LY3502970 enhances glucose-stimulated insulin secretion and reduces food consumption in cynomolgus monkeys. (B–E) Effects of LY3502970 in IVGTT experiments. (A) Schematic diagram of the IVGTT procedure in anesthetized cynomolgus monkeys. Dosing of LY3502970 or exenatide was performed by manual bolus injection, followed by continuous infusion for 80 min. Forty minutes after initiating dosing of vehicle or the drug, glucose was administered intravenously. (B and C) Effect of LY3502970 (B) or exenatide (C) on blood glucose levels. (D and E) Effect of LY3502970 (D) or exenatide (E) on serum insulin levels.

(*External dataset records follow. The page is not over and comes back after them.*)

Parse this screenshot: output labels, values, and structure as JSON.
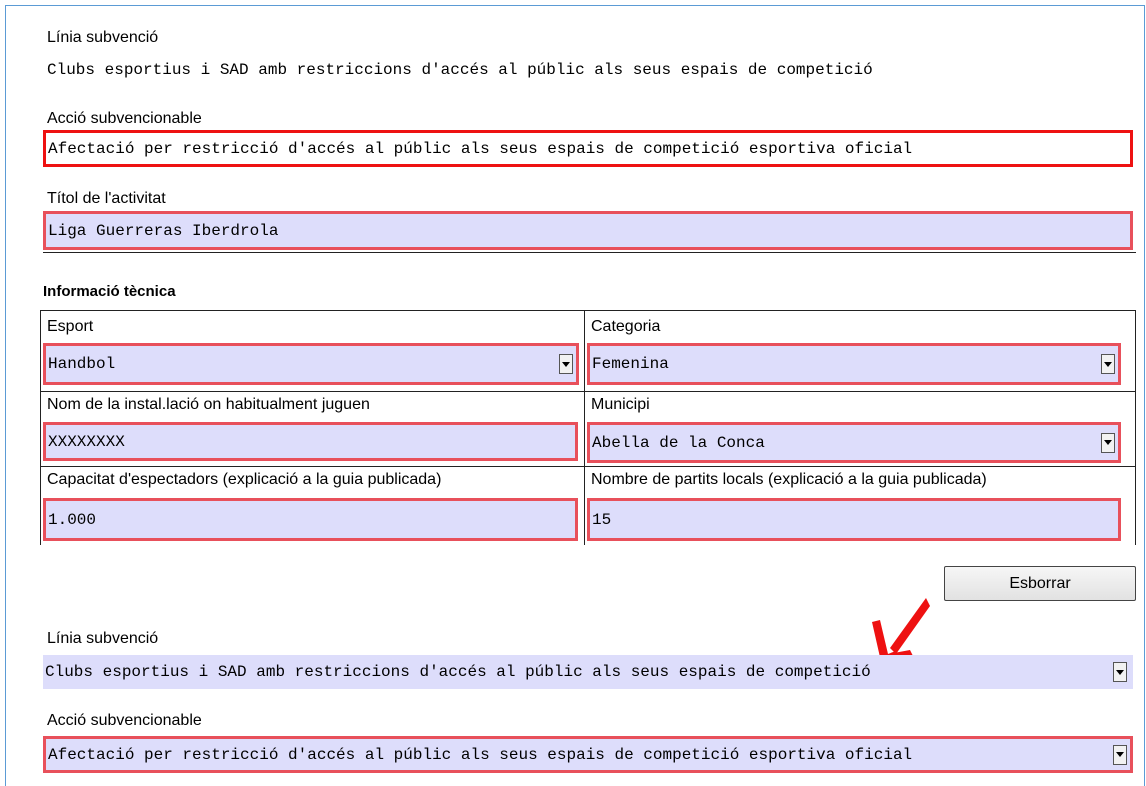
{
  "block1": {
    "linia_label": "Línia subvenció",
    "linia_value": "Clubs esportius i SAD amb restriccions d'accés al públic als seus espais de competició",
    "accio_label": "Acció subvencionable",
    "accio_value": "Afectació per restricció d'accés al públic als seus espais de competició esportiva oficial",
    "titol_label": "Títol de l'activitat",
    "titol_value": "Liga Guerreras Iberdrola"
  },
  "tecnica": {
    "heading": "Informació tècnica",
    "esport_label": "Esport",
    "esport_value": "Handbol",
    "categoria_label": "Categoria",
    "categoria_value": "Femenina",
    "installacio_label": "Nom de la instal.lació on habitualment juguen",
    "installacio_value": "XXXXXXXX",
    "municipi_label": "Municipi",
    "municipi_value": "Abella de la Conca",
    "capacitat_label": "Capacitat d'espectadors (explicació a la guia publicada)",
    "capacitat_value": "1.000",
    "partits_label": "Nombre de partits locals (explicació a la guia publicada)",
    "partits_value": "15"
  },
  "actions": {
    "esborrar_label": "Esborrar"
  },
  "block2": {
    "linia_label": "Línia subvenció",
    "linia_value": "Clubs esportius i SAD amb restriccions d'accés al públic als seus espais de competició",
    "accio_label": "Acció subvencionable",
    "accio_value": "Afectació per restricció d'accés al públic als seus espais de competició esportiva oficial"
  },
  "colors": {
    "field_bg": "#ddddfb",
    "field_border": "#e8505b",
    "highlight_border": "#ee1111",
    "annotation_arrow": "#ee1111",
    "frame_border": "#5b9bd5"
  },
  "icons": {
    "dropdown": "chevron-down-icon",
    "annotation": "arrow-annotation-icon"
  }
}
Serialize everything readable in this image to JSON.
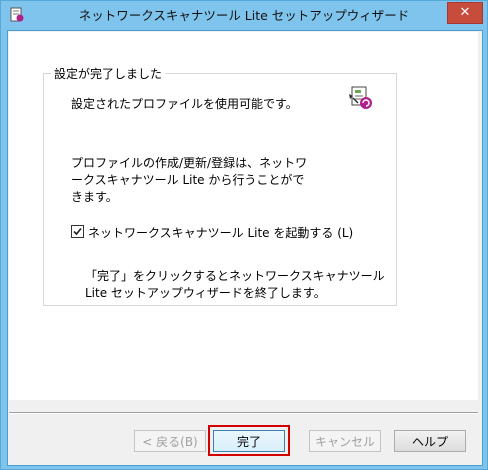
{
  "window": {
    "title": "ネットワークスキャナツール Lite セットアップウィザード",
    "close_glyph": "✕"
  },
  "group": {
    "title": "設定が完了しました"
  },
  "messages": {
    "line1": "設定されたプロファイルを使用可能です。",
    "line2": "プロファイルの作成/更新/登録は、ネットワークスキャナツール Lite から行うことができます。",
    "line3": "「完了」をクリックするとネットワークスキャナツール Lite セットアップウィザードを終了します。"
  },
  "checkbox": {
    "label": "ネットワークスキャナツール Lite を起動する (L)",
    "checked": true
  },
  "buttons": {
    "back": "< 戻る(B)",
    "finish": "完了",
    "cancel": "キャンセル",
    "help": "ヘルプ"
  },
  "colors": {
    "titlebar": "#7fc4ec",
    "close": "#c84c3c",
    "highlight": "#d40000"
  }
}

Data are represented as the mean ± SEM (n = 7). Significantly different from vehicle 1 or vehicle 2 by Dunnett’s test at *P < 0.025 and **P < 0.005 (one tailed), respectively. Vehicle 1: PEG400/PG/Gly NaOH buffer (pH 9), vehicle 2: 0.05% Tween80 PBS. (F and G) Mean food consumption following administration of LY3502970 (F) or exenatide (G). Cynomolgus monkeys were administered LY3502970, exenatide, or vehicle once daily for 5 d with a 2 d recovery period using an 8 × 5 cross-over design. Food consumption during the 90 min period after feeding was measured. Data are represented as the mean ± SEM (n = 8). Significantly different from the vehicle group by Dunnett’s test at **P < 0.005 (one tailed). Vehicle: dimethyl sulfoxide (DMSO)/Cremophor/PEG400/Gly-NaOH buffer (pH 10) [p.o.] + 0.05% Tween80 PBS [s.c.], LY3502970: LY3502970 [p.o.] + 0.05% Tween 80 PBS [s.c.], exenatide: DMSO/Cremophor/PEG400/Gly-NaOH buffer (pH 10) [p.o.] + exenatide [s.c.].